Injetar dinheiro diretamente nos bancos em troca de propriedade ofereceria uma ajuda mais rápida e poderosa ao sistema financeiro do que as medidas propostas no plano de resgate original. Além disso, seria um acordo melhor para os contribuintes, porque daria a eles acesso direto a qualquer lucro pós-resgate conquistado pelo banco em questão.

O plano original de Paulson, que foi modificado pelo Congresso para incluir a possibilidade do governo assumir essas ações de propriedade, vislumbrava um processo complexo no qual o dinheiro dos contribuintes seria usado para comprar investimentos ruins dos bancos. Isso possibilitaria que os bancos voltassem a emprestar dinheiro e acabaria com muito do veneno que prejudicou sua saúde. Uma vez que os contribuintes graciosamente colocassem os bancos no caminho da recuperação, o plano original dizia que empresas privadas e outros investidores iriam injetar novo capital neles e reaver, por si mesmos, os lucros subsequentes.

Funcional, talvez, mas irritante. Investir dinheiro em troca de lucros é mais eficiente e (não por acaso) mais justo.

Ainda não se sabe como e até que ponto o Tesouro pretende injetar capital e assumir a propriedade destes bancos.

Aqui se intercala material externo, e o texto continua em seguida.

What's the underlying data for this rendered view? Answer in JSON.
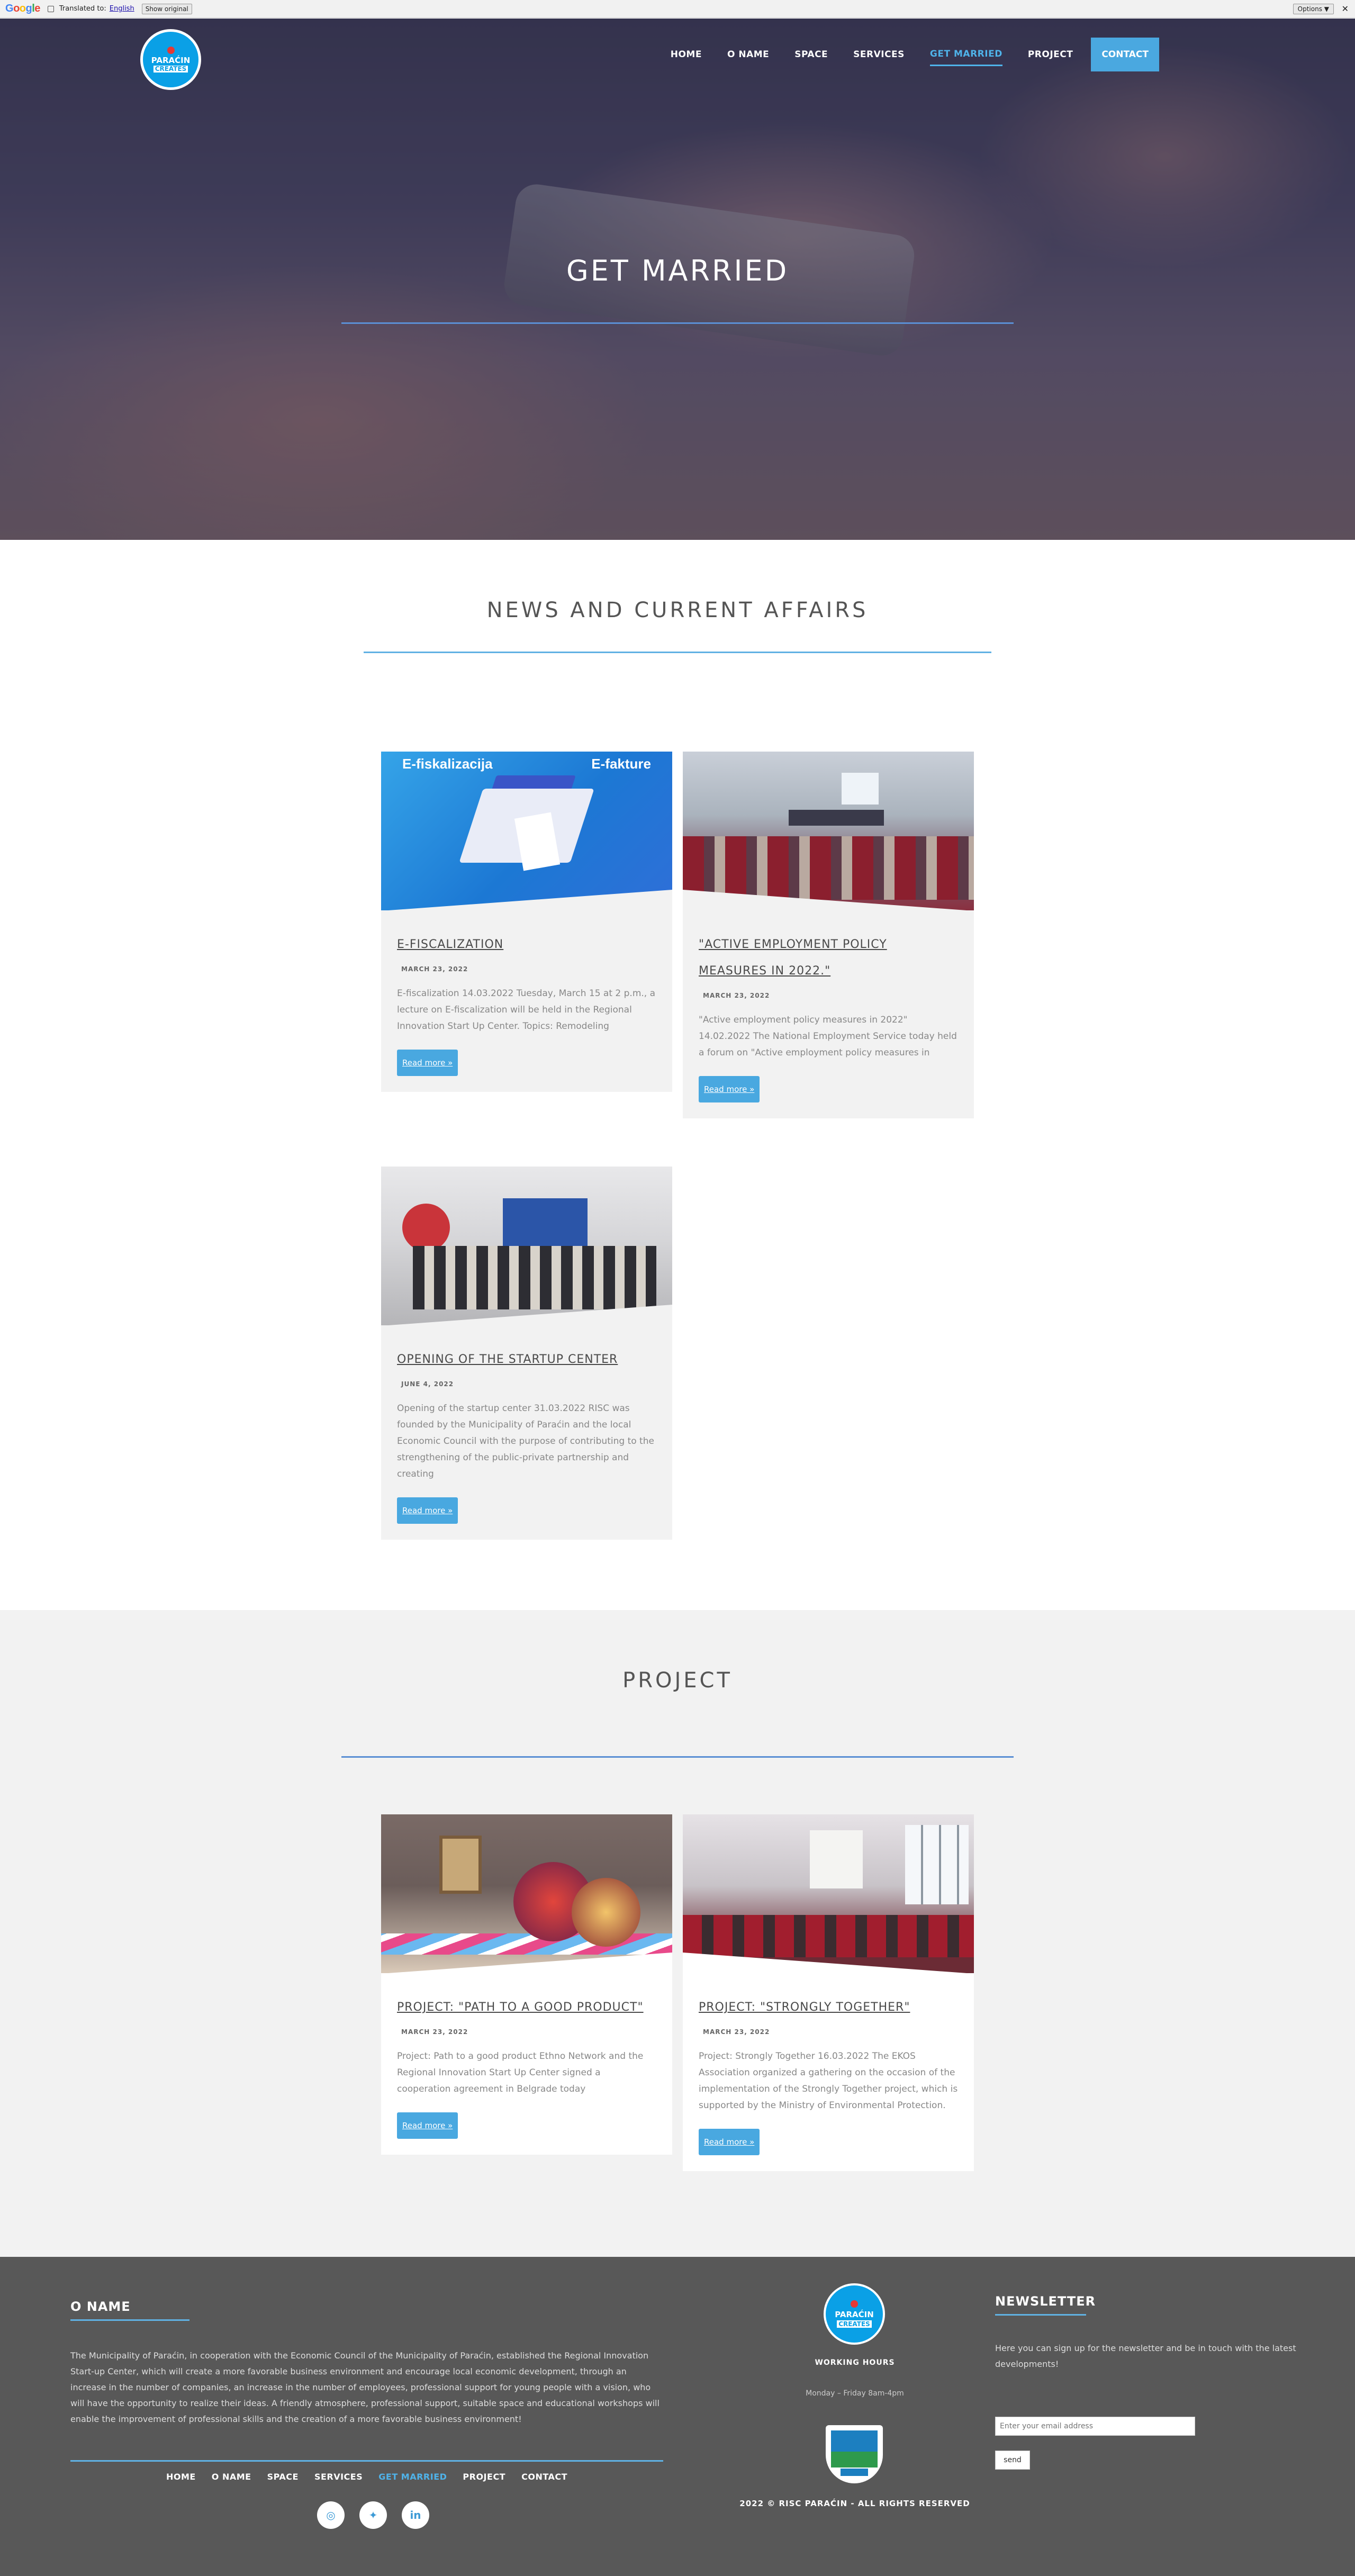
{
  "translate_bar": {
    "logo": "Google",
    "translated_to": "Translated to:",
    "language": "English",
    "show_original": "Show original",
    "options": "Options ▼",
    "close": "✕"
  },
  "site": {
    "logo_line1": "PARAĆIN",
    "logo_line2": "CREATES"
  },
  "nav": {
    "items": [
      "HOME",
      "O NAME",
      "SPACE",
      "SERVICES",
      "GET MARRIED",
      "PROJECT"
    ],
    "active_index": 4,
    "contact": "CONTACT"
  },
  "hero": {
    "title": "GET MARRIED"
  },
  "news": {
    "title": "NEWS AND CURRENT AFFAIRS",
    "cards": [
      {
        "title": "E-FISCALIZATION",
        "date": "MARCH 23, 2022",
        "excerpt": "E-fiscalization 14.03.2022 Tuesday, March 15 at 2 p.m., a lecture on E-fiscalization will be held in the Regional Innovation Start Up Center. Topics: Remodeling",
        "more": "Read more »",
        "image_text_left": "E-fiskalizacija",
        "image_text_right": "E-fakture"
      },
      {
        "title": "\"ACTIVE EMPLOYMENT POLICY MEASURES IN 2022.\"",
        "date": "MARCH 23, 2022",
        "excerpt": "\"Active employment policy measures in 2022\" 14.02.2022 The National Employment Service today held a forum on \"Active employment policy measures in",
        "more": "Read more »"
      },
      {
        "title": "OPENING OF THE STARTUP CENTER",
        "date": "JUNE 4, 2022",
        "excerpt": "Opening of the startup center 31.03.2022 RISC was founded by the Municipality of Paraćin and the local Economic Council with the purpose of contributing to the strengthening of the public-private partnership and creating",
        "more": "Read more »"
      }
    ]
  },
  "projects": {
    "title": "PROJECT",
    "cards": [
      {
        "title": "PROJECT: \"PATH TO A GOOD PRODUCT\"",
        "date": "MARCH 23, 2022",
        "excerpt": "Project: Path to a good product Ethno Network and the Regional Innovation Start Up Center signed a cooperation agreement in Belgrade today",
        "more": "Read more »"
      },
      {
        "title": "PROJECT: \"STRONGLY TOGETHER\"",
        "date": "MARCH 23, 2022",
        "excerpt": "Project: Strongly Together 16.03.2022 The EKOS Association organized a gathering on the occasion of the implementation of the Strongly Together project, which is supported by the Ministry of Environmental Protection.",
        "more": "Read more »"
      }
    ]
  },
  "footer": {
    "o_name_title": "O NAME",
    "about": "The Municipality of Paraćin, in cooperation with the Economic Council of the Municipality of Paraćin, established the Regional Innovation Start-up Center, which will create a more favorable business environment and encourage local economic development, through an increase in the number of companies, an increase in the number of employees, professional support for young people with a vision, who will have the opportunity to realize their ideas. A friendly atmosphere, professional support, suitable space and educational workshops will enable the improvement of professional skills and the creation of a more favorable business environment!",
    "nav": [
      "HOME",
      "O NAME",
      "SPACE",
      "SERVICES",
      "GET MARRIED",
      "PROJECT",
      "CONTACT"
    ],
    "nav_active_index": 4,
    "social": [
      {
        "icon": "instagram-icon",
        "glyph": "◎"
      },
      {
        "icon": "twitter-icon",
        "glyph": "✦"
      },
      {
        "icon": "linkedin-icon",
        "glyph": "in"
      }
    ],
    "working_hours_title": "WORKING HOURS",
    "working_hours": "Monday – Friday 8am-4pm",
    "copyright": "2022 © RISC PARAĆIN - ALL RIGHTS RESERVED",
    "newsletter_title": "NEWSLETTER",
    "newsletter_text": "Here you can sign up for the newsletter and be in touch with the latest developments!",
    "email_placeholder": "Enter your email address",
    "send": "send"
  },
  "colors": {
    "accent": "#49a8e0",
    "footer_bg": "#585858",
    "section_bg": "#f2f2f2"
  }
}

Mas ficou claro que a nova postura seria uma mudança muito mais tática, apesar do presidente Bush e Paulson não admitirem isso.

De acordo com o plano original, o papel do governo seria pavimentar o caminho para que investidores privados retomassem o controle do sistema financeiro o quanto antes.

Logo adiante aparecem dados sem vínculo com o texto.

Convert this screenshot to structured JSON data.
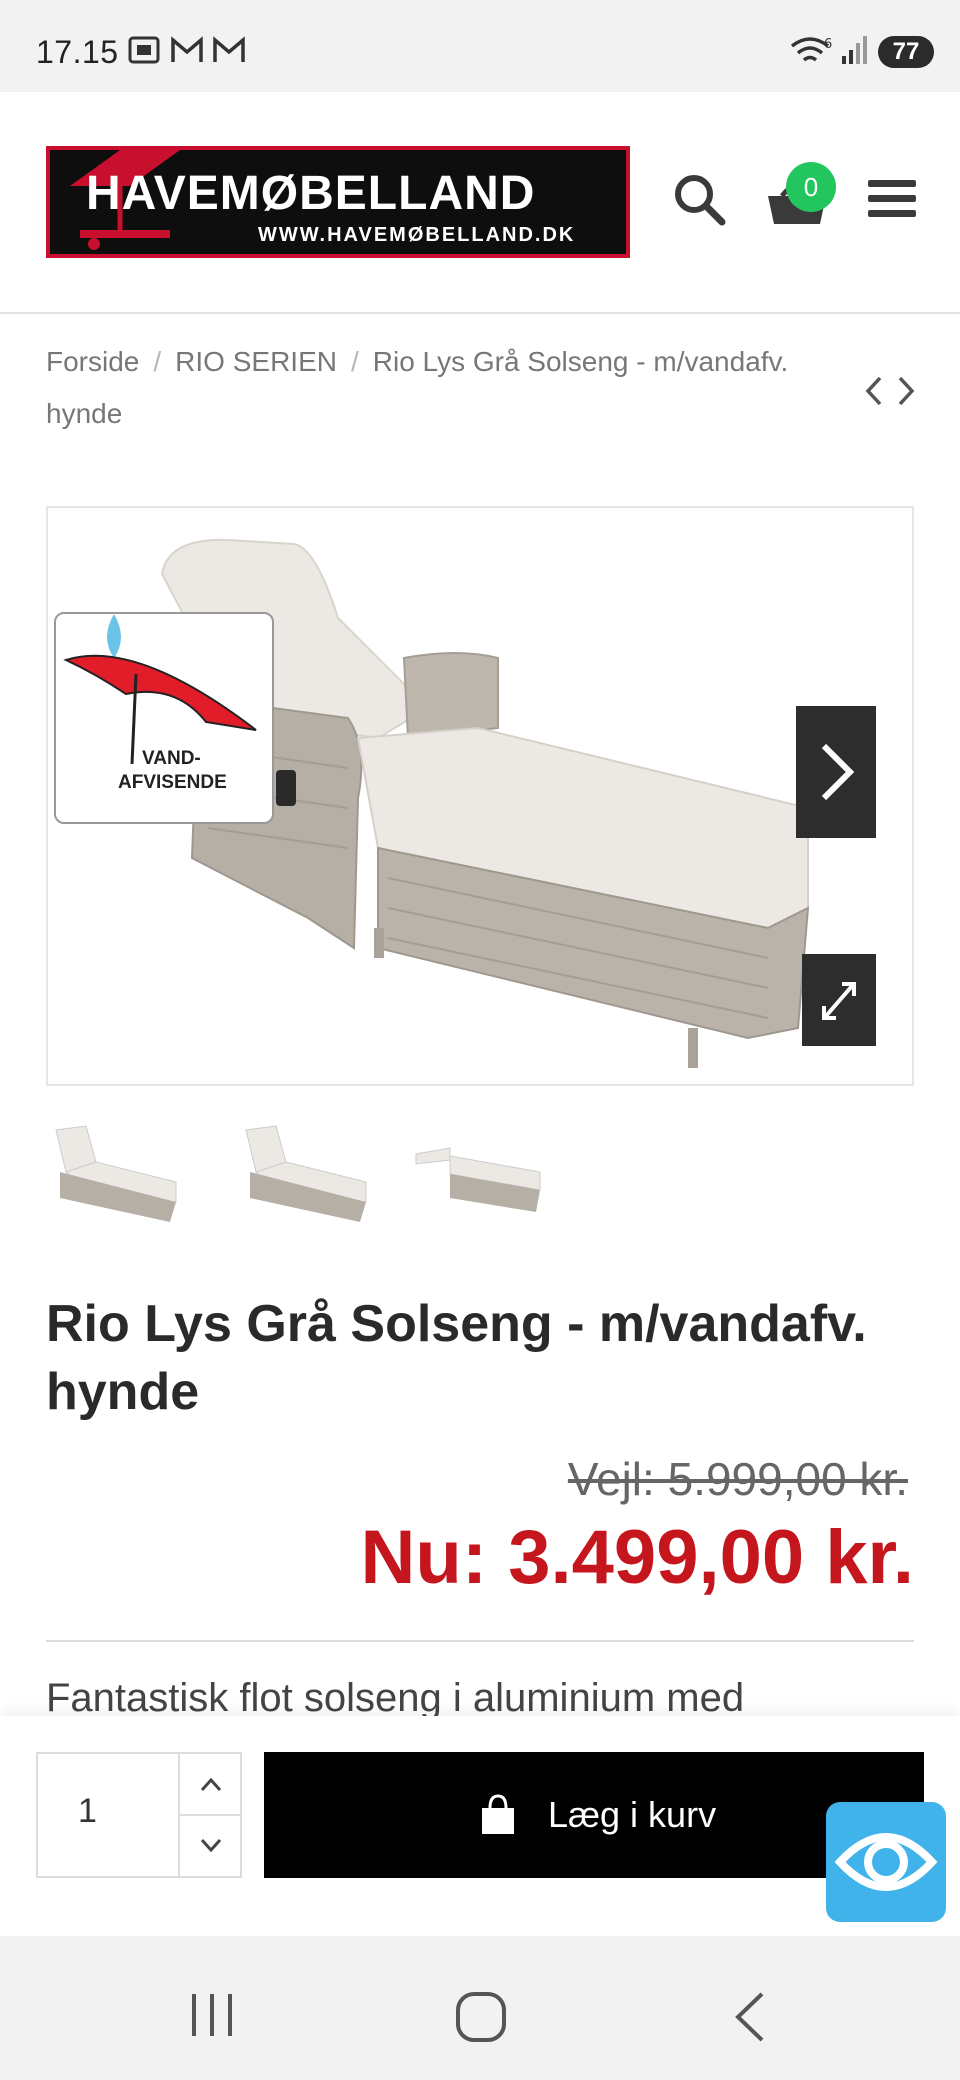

De certa forma, este plano seguia uma ideologia republicana de que o objetivo principal da ajuda do governo deveria ser ajudar o mercado a conseguir mais lucros e que em troca estes mercados serviriam melhor ao interesse público. Claramente, se este fosse o caso não estaríamos nessa situação. Assumir a propriedade em troca do dinheiro do contribuinte é reconhecer que o governo é a única força que pode nos tirar da crise (ao defender o interesse público).

Mesmo com um resgate serão precisos anos, não meses, para reparar os estragos. Agora está claro que Wall Street passou a maior parte dos anos Bush em meio a dívidas ruins, algo lucrativo enquanto durou, mas uma força destrutiva que causa estragos diários.

Na última contagem, 12 milhões de donos de imóveis tinham zero ou valores negativos sobre a propriedade de suas casas. Milhões estão em algum estágio de desapropriação. Aposentadoria e outras economias, para os americanos que as têm, estão sendo dizimadas e o desemprego está aumentando. Os consumidores estão retrocedendo, uma reação compreensível, mas que prejudica ainda mais a economia. Certamente teremos outros choques econômicos, entre eles, falências corporativas e emergências orçamentárias governamentais.

Como iremos sair desta crise não se sabe, mas sabemos como entramos nela. A questão (que será feita aos eleitores em novembro) é se a nação aprendeu com seus erros, ou se a atitude desregulamentadora e anti-governamental das últimas décadas será reinstituída quando a economia começar a se recuperar.